Earlier suits brought by individual authors have produced split outcomes. In June 2025, Meta won a similar case from authors including Ta-Nehisi Coates and Richard Kadrey on fair-use grounds, with the judge calling the plaintiffs’ market-harm theory a “potentially winning argument” but underdeveloped. Anthropic, by contrast, settled a comparable suit for $1.5bn (£1.1bn) last year over its use of pirated texts.

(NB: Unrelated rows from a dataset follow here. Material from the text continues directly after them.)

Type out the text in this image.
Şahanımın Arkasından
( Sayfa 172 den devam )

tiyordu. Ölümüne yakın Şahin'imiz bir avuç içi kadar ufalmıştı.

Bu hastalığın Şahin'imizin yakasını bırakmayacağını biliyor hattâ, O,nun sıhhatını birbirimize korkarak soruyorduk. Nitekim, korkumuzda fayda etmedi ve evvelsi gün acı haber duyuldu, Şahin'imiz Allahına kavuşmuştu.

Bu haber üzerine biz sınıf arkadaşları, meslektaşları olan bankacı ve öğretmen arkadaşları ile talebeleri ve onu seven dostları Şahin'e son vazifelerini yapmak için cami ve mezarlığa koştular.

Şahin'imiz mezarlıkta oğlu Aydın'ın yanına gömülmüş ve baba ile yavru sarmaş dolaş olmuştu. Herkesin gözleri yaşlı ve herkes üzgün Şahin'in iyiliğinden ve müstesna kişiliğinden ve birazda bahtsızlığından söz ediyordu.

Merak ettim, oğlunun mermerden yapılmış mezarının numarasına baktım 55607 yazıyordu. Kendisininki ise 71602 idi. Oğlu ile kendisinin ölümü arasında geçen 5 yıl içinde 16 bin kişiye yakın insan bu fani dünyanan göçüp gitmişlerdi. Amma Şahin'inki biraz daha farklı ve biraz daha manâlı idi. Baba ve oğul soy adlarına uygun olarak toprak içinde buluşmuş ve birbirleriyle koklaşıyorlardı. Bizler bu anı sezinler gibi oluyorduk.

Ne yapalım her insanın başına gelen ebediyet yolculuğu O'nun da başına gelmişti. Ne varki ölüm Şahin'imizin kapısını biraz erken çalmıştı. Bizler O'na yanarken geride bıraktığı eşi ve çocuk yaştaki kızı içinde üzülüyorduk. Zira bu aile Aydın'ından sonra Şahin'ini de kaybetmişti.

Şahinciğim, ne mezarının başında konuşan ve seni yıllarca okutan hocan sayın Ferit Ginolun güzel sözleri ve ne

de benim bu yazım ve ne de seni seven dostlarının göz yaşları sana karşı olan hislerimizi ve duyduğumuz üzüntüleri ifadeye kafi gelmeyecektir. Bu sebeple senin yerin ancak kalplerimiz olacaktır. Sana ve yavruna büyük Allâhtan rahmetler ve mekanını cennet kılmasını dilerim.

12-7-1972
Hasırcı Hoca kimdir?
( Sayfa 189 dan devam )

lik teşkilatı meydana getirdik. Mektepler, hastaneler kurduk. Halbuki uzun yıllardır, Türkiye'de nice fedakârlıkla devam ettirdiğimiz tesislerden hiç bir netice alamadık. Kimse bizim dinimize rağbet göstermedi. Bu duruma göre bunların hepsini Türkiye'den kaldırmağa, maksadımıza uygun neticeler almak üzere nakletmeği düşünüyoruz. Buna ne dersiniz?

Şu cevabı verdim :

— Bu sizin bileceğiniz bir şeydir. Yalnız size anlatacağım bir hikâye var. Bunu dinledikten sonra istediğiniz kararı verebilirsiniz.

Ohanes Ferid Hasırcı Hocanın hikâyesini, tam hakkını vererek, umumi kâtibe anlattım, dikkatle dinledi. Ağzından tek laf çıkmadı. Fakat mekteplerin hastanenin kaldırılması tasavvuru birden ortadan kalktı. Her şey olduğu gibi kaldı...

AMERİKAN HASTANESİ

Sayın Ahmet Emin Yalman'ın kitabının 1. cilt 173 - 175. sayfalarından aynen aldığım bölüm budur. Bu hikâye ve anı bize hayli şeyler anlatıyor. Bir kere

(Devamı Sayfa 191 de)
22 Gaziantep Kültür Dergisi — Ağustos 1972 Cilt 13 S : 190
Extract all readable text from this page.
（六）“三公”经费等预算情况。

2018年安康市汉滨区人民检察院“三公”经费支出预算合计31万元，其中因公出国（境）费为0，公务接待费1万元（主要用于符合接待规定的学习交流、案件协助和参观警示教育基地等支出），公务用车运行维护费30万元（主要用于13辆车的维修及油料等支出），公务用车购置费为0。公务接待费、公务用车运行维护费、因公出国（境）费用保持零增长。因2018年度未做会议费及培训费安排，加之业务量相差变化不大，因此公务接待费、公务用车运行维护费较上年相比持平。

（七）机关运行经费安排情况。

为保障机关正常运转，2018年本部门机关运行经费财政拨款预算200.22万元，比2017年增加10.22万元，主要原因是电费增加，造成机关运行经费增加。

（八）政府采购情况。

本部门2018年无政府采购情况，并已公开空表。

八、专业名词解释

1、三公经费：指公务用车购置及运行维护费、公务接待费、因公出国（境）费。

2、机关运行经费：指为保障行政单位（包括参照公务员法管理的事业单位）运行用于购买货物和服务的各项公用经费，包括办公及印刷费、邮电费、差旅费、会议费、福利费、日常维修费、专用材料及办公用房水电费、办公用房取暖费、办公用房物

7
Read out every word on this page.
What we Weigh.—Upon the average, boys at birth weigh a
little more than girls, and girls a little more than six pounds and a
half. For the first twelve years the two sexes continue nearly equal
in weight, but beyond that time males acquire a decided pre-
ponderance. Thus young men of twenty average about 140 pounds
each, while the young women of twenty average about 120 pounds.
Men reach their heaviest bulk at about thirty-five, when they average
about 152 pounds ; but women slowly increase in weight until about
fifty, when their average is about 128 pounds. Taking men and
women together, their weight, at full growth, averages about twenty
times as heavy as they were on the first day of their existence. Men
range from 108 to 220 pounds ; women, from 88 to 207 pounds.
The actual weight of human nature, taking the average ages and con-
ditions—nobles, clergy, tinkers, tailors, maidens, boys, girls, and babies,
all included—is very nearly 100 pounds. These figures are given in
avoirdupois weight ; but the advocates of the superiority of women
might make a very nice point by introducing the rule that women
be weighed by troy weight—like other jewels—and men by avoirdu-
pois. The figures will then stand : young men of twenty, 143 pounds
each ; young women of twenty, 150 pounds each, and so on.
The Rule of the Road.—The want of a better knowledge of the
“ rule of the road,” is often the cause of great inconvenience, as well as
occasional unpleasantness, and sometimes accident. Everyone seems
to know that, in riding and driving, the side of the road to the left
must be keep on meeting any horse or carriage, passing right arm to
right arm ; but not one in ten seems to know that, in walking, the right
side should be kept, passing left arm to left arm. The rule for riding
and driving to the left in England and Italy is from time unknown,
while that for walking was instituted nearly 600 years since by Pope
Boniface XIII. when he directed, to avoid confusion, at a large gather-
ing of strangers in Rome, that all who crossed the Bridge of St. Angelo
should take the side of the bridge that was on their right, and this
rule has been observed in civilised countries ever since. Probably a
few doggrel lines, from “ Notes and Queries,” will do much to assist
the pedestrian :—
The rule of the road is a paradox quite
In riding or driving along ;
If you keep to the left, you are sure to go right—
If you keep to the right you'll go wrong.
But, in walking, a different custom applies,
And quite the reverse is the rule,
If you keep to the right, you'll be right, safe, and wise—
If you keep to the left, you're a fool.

The Manhattan complaint attempts to fix the evidentiary gap that lost the earlier case. The publishers argue that Llama is “an infinite substitution machine” producing imitation versions of their works, and that AI-generated books are “already flooding” Amazon’s marketplace in volumes that “materially displace human-authored works”.

Meta’s response

A Meta spokesperson told the FT it would fight the lawsuit “aggressively”, adding: “AI is powering transformative innovations, productivity and creativity for individuals and companies, and courts have rightly found that training AI on copyrighted material can qualify as fair use.”

UK relevance

UK publishers — including the Big Five trade houses and academic groups Elsevier and Taylor & Francis — have spent the past year pressing the UK government for stronger copyright protections in the AI training context. The Manhattan filing arrives as the government considers responses to its December 2024 consultation on text-and-data-mining exceptions, in which publishers and rights-holder groups have rejected the proposed opt-out model.

Looking forward

The case will turn on whether the new evidence on attribution-stripping and Zuckerberg’s personal involvement can move a US judge past the fair-use defence. For UK rights-holders, the practical near-term effect is leverage: with five of the world’s biggest publishers now litigating, vendor licensing conversations will start from a different baseline. UK corporate buyers using Llama in production should review their indemnification clauses now rather than later.